La commune de Melano (1'000 habitants) compte quatre lupanars Ti-Press

Le marché du sexe tarifé est en plein essor au Tessin. Une tendance qui n'est pas étrangère à la chasse lancée par la police italienne contre les clients de la prostitution. Attirés par une offre en Suisse qui défie toute concurrence, ils passent la frontière.

Monte Ceneri. Une demi-douzaine de maisons closes se succèdent le long des six kilomètres de la route qui relie le nord et le sud du canton. Le va-et-vient incessant des visiteurs témoigne du succès de ces établissements. « Ici, il y a plus bordels que de maisons d’habitation », s’étonne cette jeune recrue bernoise de la caserne du Ceneri.

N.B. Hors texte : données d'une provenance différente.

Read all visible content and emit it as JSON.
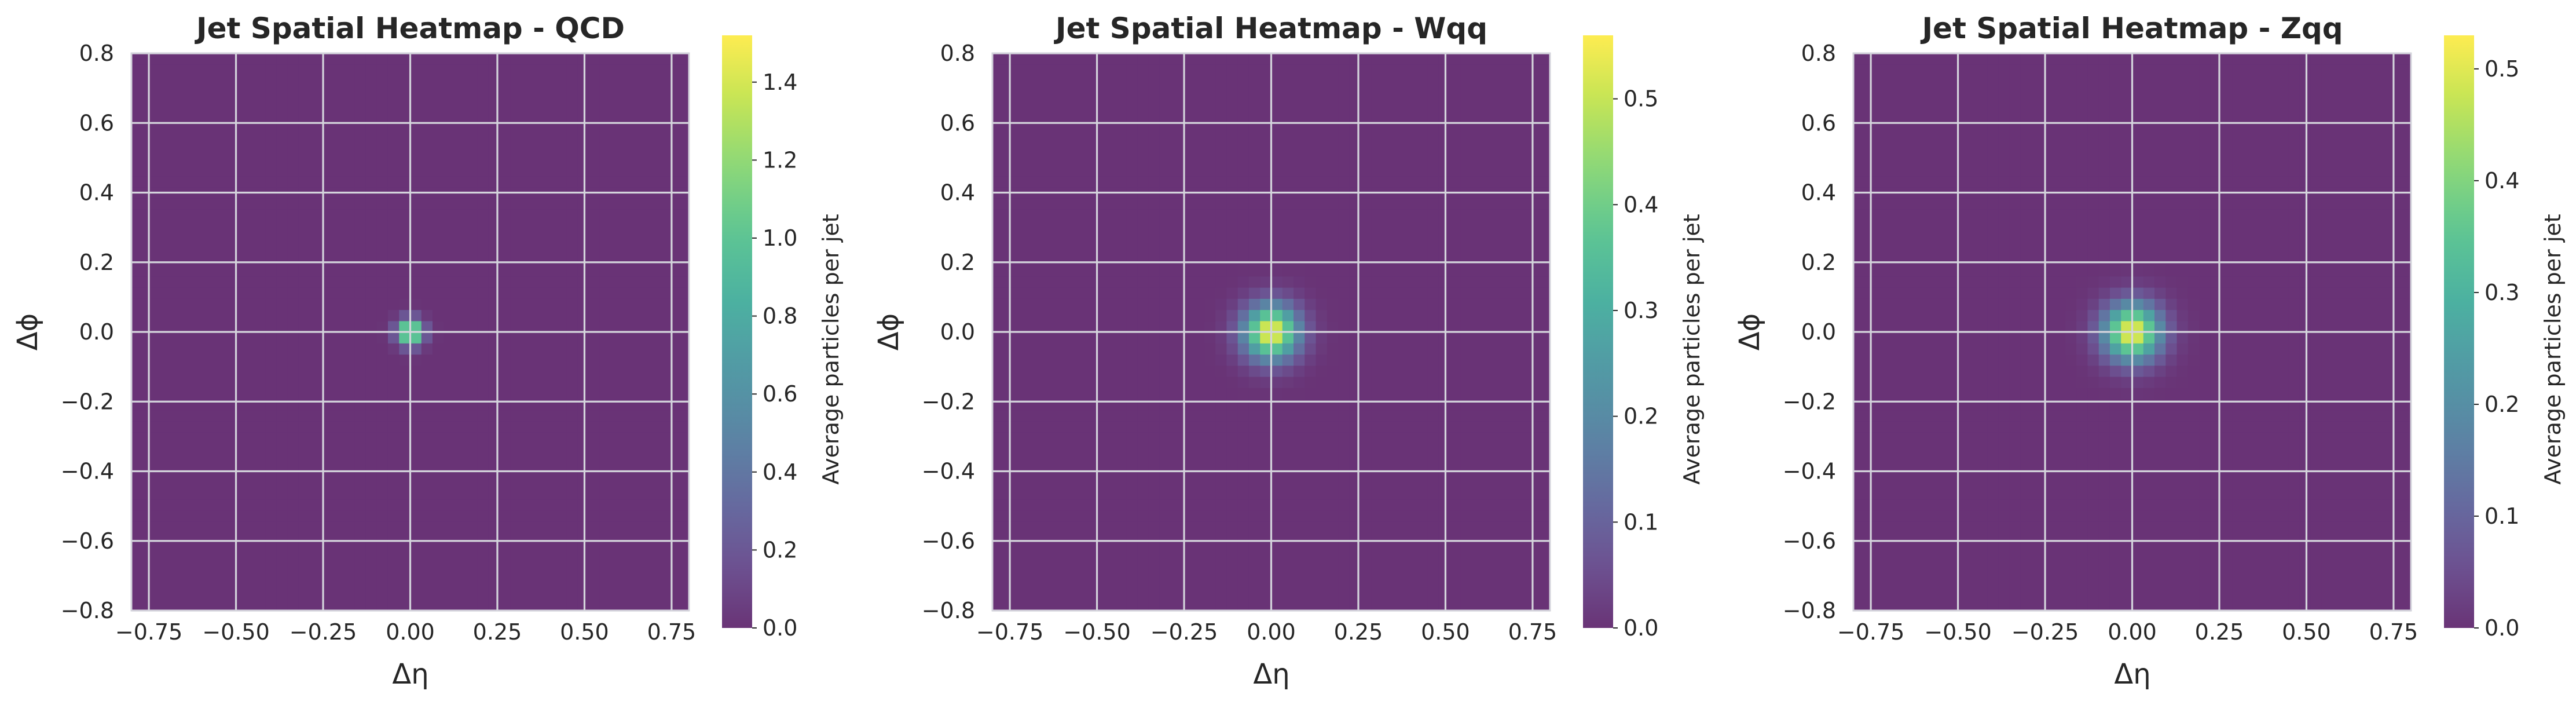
{
  "chart_data": [
    {
      "type": "heatmap",
      "title": "Jet Spatial Heatmap - QCD",
      "xlabel": "Δη",
      "ylabel": "Δϕ",
      "xlim": [
        -0.8,
        0.8
      ],
      "ylim": [
        -0.8,
        0.8
      ],
      "xticks": [
        -0.75,
        -0.5,
        -0.25,
        0.0,
        0.25,
        0.5,
        0.75
      ],
      "xtick_labels": [
        "−0.75",
        "−0.50",
        "−0.25",
        "0.00",
        "0.25",
        "0.50",
        "0.75"
      ],
      "yticks": [
        -0.8,
        -0.6,
        -0.4,
        -0.2,
        0.0,
        0.2,
        0.4,
        0.6,
        0.8
      ],
      "ytick_labels": [
        "−0.8",
        "−0.6",
        "−0.4",
        "−0.2",
        "0.0",
        "0.2",
        "0.4",
        "0.6",
        "0.8"
      ],
      "grid": true,
      "bins": 50,
      "colormap": "viridis",
      "alpha": 0.8,
      "peak_center": [
        0.0,
        0.0
      ],
      "peak_value": 1.5,
      "peak_width": 0.025,
      "colorbar": {
        "label": "Average particles per jet",
        "range": [
          0.0,
          1.52
        ],
        "ticks": [
          0.0,
          0.2,
          0.4,
          0.6,
          0.8,
          1.0,
          1.2,
          1.4
        ],
        "tick_labels": [
          "0.0",
          "0.2",
          "0.4",
          "0.6",
          "0.8",
          "1.0",
          "1.2",
          "1.4"
        ]
      }
    },
    {
      "type": "heatmap",
      "title": "Jet Spatial Heatmap - Wqq",
      "xlabel": "Δη",
      "ylabel": "Δϕ",
      "xlim": [
        -0.8,
        0.8
      ],
      "ylim": [
        -0.8,
        0.8
      ],
      "xticks": [
        -0.75,
        -0.5,
        -0.25,
        0.0,
        0.25,
        0.5,
        0.75
      ],
      "xtick_labels": [
        "−0.75",
        "−0.50",
        "−0.25",
        "0.00",
        "0.25",
        "0.50",
        "0.75"
      ],
      "yticks": [
        -0.8,
        -0.6,
        -0.4,
        -0.2,
        0.0,
        0.2,
        0.4,
        0.6,
        0.8
      ],
      "ytick_labels": [
        "−0.8",
        "−0.6",
        "−0.4",
        "−0.2",
        "0.0",
        "0.2",
        "0.4",
        "0.6",
        "0.8"
      ],
      "grid": true,
      "bins": 50,
      "colormap": "viridis",
      "alpha": 0.8,
      "peak_center": [
        0.0,
        0.0
      ],
      "peak_value": 0.55,
      "peak_width": 0.055,
      "colorbar": {
        "label": "Average particles per jet",
        "range": [
          0.0,
          0.56
        ],
        "ticks": [
          0.0,
          0.1,
          0.2,
          0.3,
          0.4,
          0.5
        ],
        "tick_labels": [
          "0.0",
          "0.1",
          "0.2",
          "0.3",
          "0.4",
          "0.5"
        ]
      }
    },
    {
      "type": "heatmap",
      "title": "Jet Spatial Heatmap - Zqq",
      "xlabel": "Δη",
      "ylabel": "Δϕ",
      "xlim": [
        -0.8,
        0.8
      ],
      "ylim": [
        -0.8,
        0.8
      ],
      "xticks": [
        -0.75,
        -0.5,
        -0.25,
        0.0,
        0.25,
        0.5,
        0.75
      ],
      "xtick_labels": [
        "−0.75",
        "−0.50",
        "−0.25",
        "0.00",
        "0.25",
        "0.50",
        "0.75"
      ],
      "yticks": [
        -0.8,
        -0.6,
        -0.4,
        -0.2,
        0.0,
        0.2,
        0.4,
        0.6,
        0.8
      ],
      "ytick_labels": [
        "−0.8",
        "−0.6",
        "−0.4",
        "−0.2",
        "0.0",
        "0.2",
        "0.4",
        "0.6",
        "0.8"
      ],
      "grid": true,
      "bins": 50,
      "colormap": "viridis",
      "alpha": 0.8,
      "peak_center": [
        0.0,
        0.0
      ],
      "peak_value": 0.52,
      "peak_width": 0.057,
      "colorbar": {
        "label": "Average particles per jet",
        "range": [
          0.0,
          0.53
        ],
        "ticks": [
          0.0,
          0.1,
          0.2,
          0.3,
          0.4,
          0.5
        ],
        "tick_labels": [
          "0.0",
          "0.1",
          "0.2",
          "0.3",
          "0.4",
          "0.5"
        ]
      }
    }
  ]
}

Hormis quelques soldats et rares habitants de la région, la grande majorité des clients qui fréquentent le coin et les autres lupanars tessinois sont d’origine italienne. Les plaques minéralogiques des nombreux véhicules garés à proximité en témoignent.

Paradis des bordels

Plus au sud, dans la région de Lugano et de Chiasso, la concentration de ces établissements est encore plus forte en certains endroits. A elle seule, la petite commune de Melano (1’000 habitants), en compte quatre.

La proximité de l’autoroute A2, des standards de confort, de sécurité et d’hygiène plutôt satisfaisants, sans parler des prix défiant toute concurrence pour la beauté et la jeunesse des filles qui y travaillent (entre 18 et 25 ans), sont autant d’atouts particulièrement appréciés des frontaliers du sexe.

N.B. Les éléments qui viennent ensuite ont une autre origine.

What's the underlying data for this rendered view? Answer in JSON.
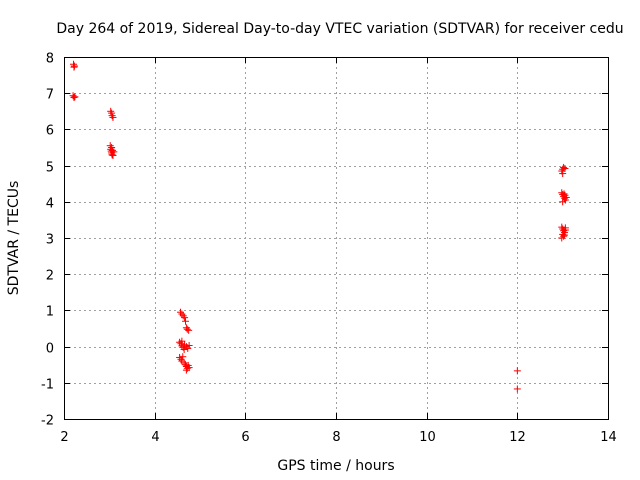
{
  "chart_data": {
    "type": "scatter",
    "title": "Day 264 of 2019, Sidereal Day-to-day VTEC variation (SDTVAR) for receiver cedu",
    "xlabel": "GPS time / hours",
    "ylabel": "SDTVAR / TECUs",
    "xlim": [
      2,
      14
    ],
    "ylim": [
      -2,
      8
    ],
    "xticks": [
      "2",
      "4",
      "6",
      "8",
      "10",
      "12",
      "14"
    ],
    "yticks": [
      "-2",
      "-1",
      "0",
      "1",
      "2",
      "3",
      "4",
      "5",
      "6",
      "7",
      "8"
    ],
    "grid": true,
    "marker": "plus",
    "color": "#ff0000",
    "series": [
      {
        "name": "SDTVAR",
        "points": [
          [
            2.21,
            7.8
          ],
          [
            2.22,
            7.72
          ],
          [
            2.23,
            7.75
          ],
          [
            2.2,
            6.93
          ],
          [
            2.22,
            6.88
          ],
          [
            2.24,
            6.9
          ],
          [
            3.03,
            6.5
          ],
          [
            3.05,
            6.45
          ],
          [
            3.06,
            6.38
          ],
          [
            3.08,
            6.33
          ],
          [
            3.02,
            5.55
          ],
          [
            3.03,
            5.45
          ],
          [
            3.04,
            5.4
          ],
          [
            3.05,
            5.35
          ],
          [
            3.06,
            5.3
          ],
          [
            3.07,
            5.42
          ],
          [
            3.08,
            5.28
          ],
          [
            3.1,
            5.38
          ],
          [
            3.05,
            5.5
          ],
          [
            4.57,
            0.95
          ],
          [
            4.6,
            0.9
          ],
          [
            4.63,
            0.85
          ],
          [
            4.66,
            0.8
          ],
          [
            4.68,
            0.7
          ],
          [
            4.7,
            0.52
          ],
          [
            4.72,
            0.48
          ],
          [
            4.75,
            0.45
          ],
          [
            4.55,
            0.12
          ],
          [
            4.58,
            0.08
          ],
          [
            4.6,
            0.02
          ],
          [
            4.63,
            -0.02
          ],
          [
            4.66,
            0.05
          ],
          [
            4.7,
            0.0
          ],
          [
            4.73,
            -0.05
          ],
          [
            4.76,
            0.03
          ],
          [
            4.6,
            0.15
          ],
          [
            4.65,
            -0.08
          ],
          [
            4.55,
            -0.3
          ],
          [
            4.58,
            -0.35
          ],
          [
            4.6,
            -0.4
          ],
          [
            4.62,
            -0.28
          ],
          [
            4.65,
            -0.45
          ],
          [
            4.68,
            -0.5
          ],
          [
            4.7,
            -0.55
          ],
          [
            4.72,
            -0.6
          ],
          [
            4.74,
            -0.52
          ],
          [
            4.76,
            -0.58
          ],
          [
            4.7,
            -0.65
          ],
          [
            12.0,
            -0.67
          ],
          [
            12.0,
            -1.17
          ],
          [
            12.98,
            4.85
          ],
          [
            13.0,
            4.9
          ],
          [
            13.02,
            4.95
          ],
          [
            13.05,
            4.92
          ],
          [
            13.0,
            4.78
          ],
          [
            12.98,
            4.25
          ],
          [
            13.0,
            4.2
          ],
          [
            13.02,
            4.15
          ],
          [
            13.04,
            4.1
          ],
          [
            13.06,
            4.05
          ],
          [
            13.08,
            4.12
          ],
          [
            13.0,
            4.0
          ],
          [
            13.03,
            4.22
          ],
          [
            13.05,
            4.18
          ],
          [
            12.98,
            3.3
          ],
          [
            13.0,
            3.25
          ],
          [
            13.02,
            3.2
          ],
          [
            13.04,
            3.15
          ],
          [
            13.06,
            3.22
          ],
          [
            13.0,
            3.1
          ],
          [
            13.02,
            3.05
          ],
          [
            12.98,
            3.0
          ],
          [
            13.04,
            3.08
          ],
          [
            13.06,
            3.28
          ]
        ]
      }
    ]
  }
}
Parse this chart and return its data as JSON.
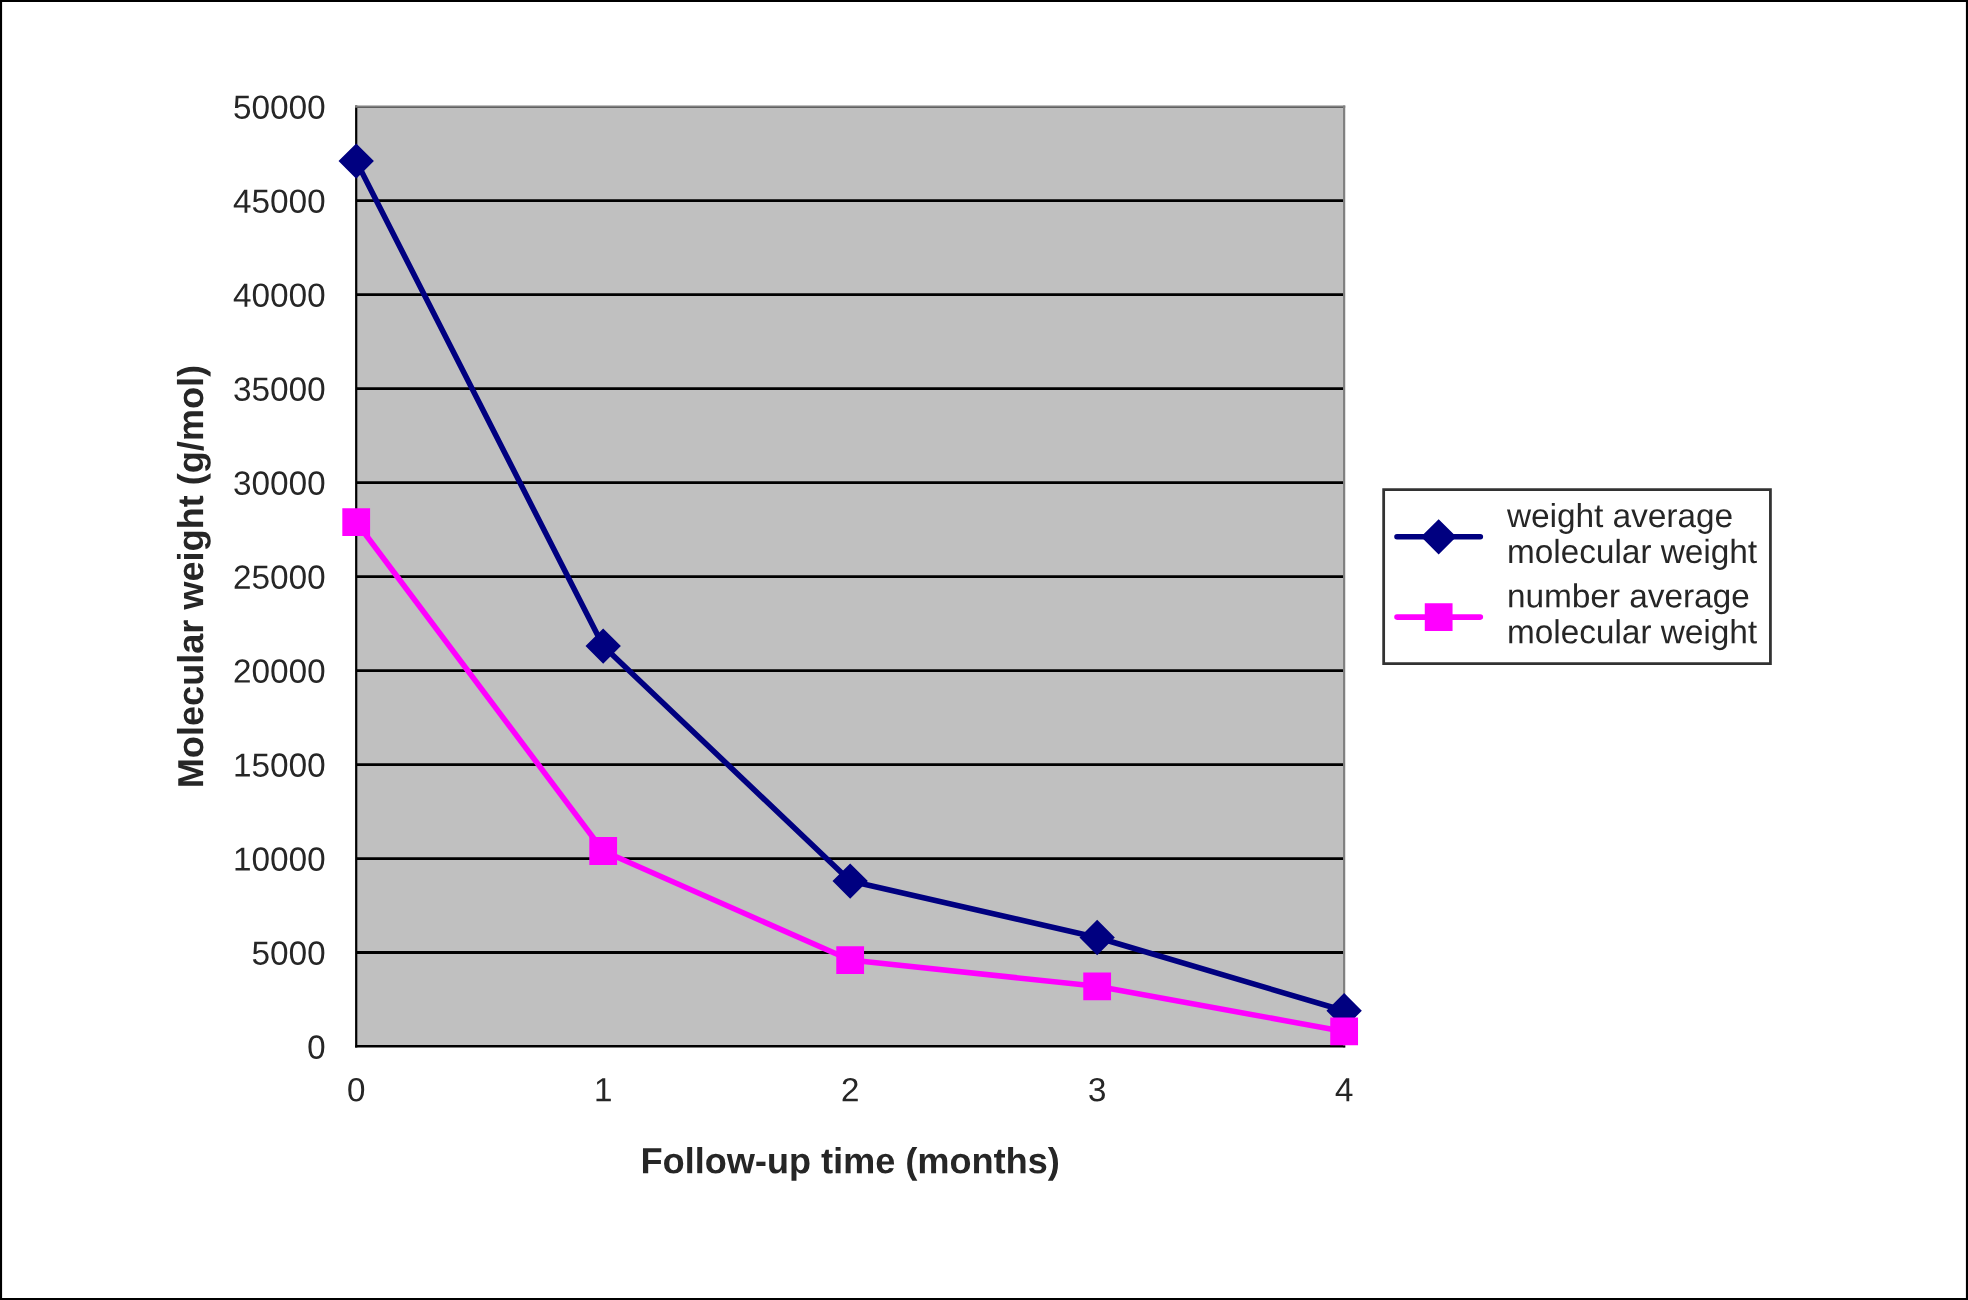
{
  "chart_data": {
    "type": "line",
    "xlabel": "Follow-up time (months)",
    "ylabel": "Molecular weight (g/mol)",
    "x": [
      0,
      1,
      2,
      3,
      4
    ],
    "xlim": [
      0,
      4
    ],
    "xticks": [
      0,
      1,
      2,
      3,
      4
    ],
    "ylim": [
      0,
      50000
    ],
    "yticks": [
      0,
      5000,
      10000,
      15000,
      20000,
      25000,
      30000,
      35000,
      40000,
      45000,
      50000
    ],
    "grid": "y",
    "legend": "right",
    "series": [
      {
        "name": "weight average molecular weight",
        "color": "#000080",
        "marker": "diamond",
        "values": [
          47100,
          21300,
          8800,
          5800,
          1900
        ]
      },
      {
        "name": "number average molecular weight",
        "color": "#ff00ff",
        "marker": "square",
        "values": [
          27900,
          10400,
          4600,
          3200,
          800
        ]
      }
    ]
  }
}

Les médias du nord de la Péninsule se font d’ailleurs régulièrement l’écho de ce « phénomène tessinois ». A la fin août, un article du quotidien piémontais La Stampa décrivait le canton italophone comme un «paradis des bordels», un «haut-lieu de la luxure» et soulignait le «charme discret des maisons closes du Tessin».

Passage à l’action

Alors que les amateurs de sexe tarifé vont et viennent librement au Tessin, en Italie voisine, ils font l’objet d’une traque sans précédent. Suite au décret sur la sécurité promulgué début 2008 par le ministre de l’Intérieur Roberto Maroni, les autorités lombardes ont décidé de passer à l’action.

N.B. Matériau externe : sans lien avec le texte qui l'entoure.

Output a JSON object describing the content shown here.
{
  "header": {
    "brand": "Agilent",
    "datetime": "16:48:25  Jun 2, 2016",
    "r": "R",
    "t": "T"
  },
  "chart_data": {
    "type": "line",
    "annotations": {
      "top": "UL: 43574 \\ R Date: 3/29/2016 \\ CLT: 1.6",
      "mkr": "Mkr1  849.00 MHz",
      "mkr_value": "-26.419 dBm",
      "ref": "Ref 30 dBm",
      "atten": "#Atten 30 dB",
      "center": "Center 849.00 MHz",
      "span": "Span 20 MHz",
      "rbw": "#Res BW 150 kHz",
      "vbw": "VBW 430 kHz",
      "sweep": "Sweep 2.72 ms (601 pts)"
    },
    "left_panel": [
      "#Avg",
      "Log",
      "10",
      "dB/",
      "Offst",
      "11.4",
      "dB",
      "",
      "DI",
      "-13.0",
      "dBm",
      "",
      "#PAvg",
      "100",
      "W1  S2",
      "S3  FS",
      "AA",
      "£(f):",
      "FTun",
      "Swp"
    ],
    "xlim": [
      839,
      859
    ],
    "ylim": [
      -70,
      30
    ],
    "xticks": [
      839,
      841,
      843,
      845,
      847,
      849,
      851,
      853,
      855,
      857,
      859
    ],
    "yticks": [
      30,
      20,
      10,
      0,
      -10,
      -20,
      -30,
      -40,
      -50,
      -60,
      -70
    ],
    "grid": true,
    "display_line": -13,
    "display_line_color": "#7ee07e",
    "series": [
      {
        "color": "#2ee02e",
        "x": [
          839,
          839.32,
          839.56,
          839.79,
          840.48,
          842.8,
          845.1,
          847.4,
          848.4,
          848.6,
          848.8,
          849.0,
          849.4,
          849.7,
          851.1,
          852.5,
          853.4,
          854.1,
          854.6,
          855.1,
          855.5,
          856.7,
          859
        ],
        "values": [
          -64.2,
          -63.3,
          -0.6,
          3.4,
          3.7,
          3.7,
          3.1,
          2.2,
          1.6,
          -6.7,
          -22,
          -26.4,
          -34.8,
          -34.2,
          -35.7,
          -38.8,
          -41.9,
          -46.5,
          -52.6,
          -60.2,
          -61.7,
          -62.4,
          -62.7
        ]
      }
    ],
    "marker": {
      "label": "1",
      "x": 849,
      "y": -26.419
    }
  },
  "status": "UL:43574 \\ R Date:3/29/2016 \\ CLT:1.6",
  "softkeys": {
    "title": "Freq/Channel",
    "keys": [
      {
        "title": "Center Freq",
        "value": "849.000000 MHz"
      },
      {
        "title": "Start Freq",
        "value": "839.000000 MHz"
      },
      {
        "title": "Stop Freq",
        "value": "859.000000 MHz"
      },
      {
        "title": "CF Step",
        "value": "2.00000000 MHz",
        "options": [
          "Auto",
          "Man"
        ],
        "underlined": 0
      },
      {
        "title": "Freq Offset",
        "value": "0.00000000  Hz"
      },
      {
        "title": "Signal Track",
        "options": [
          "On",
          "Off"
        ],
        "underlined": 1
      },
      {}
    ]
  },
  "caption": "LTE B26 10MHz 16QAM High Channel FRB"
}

Désormais, quiconque est pincé sur la voie publique en train de traiter avec une prostituée, peut écoper d’une amende de 500 euros.

A Milan, les nombreuses patrouilles de police qui sillonnent les quartiers chauds illustrent cette chasse à l’homme, qui passe aussi par la vidéosurveillance et l’Internet.

Une loi désuète

Depuis l’entrée en vigueur, il y a juste 50 ans, de la «legge Merlin», un texte interdisant les maisons closes dans la Botte, la prostitution a envahi le macadam, dans des conditions de plus en plus sordides.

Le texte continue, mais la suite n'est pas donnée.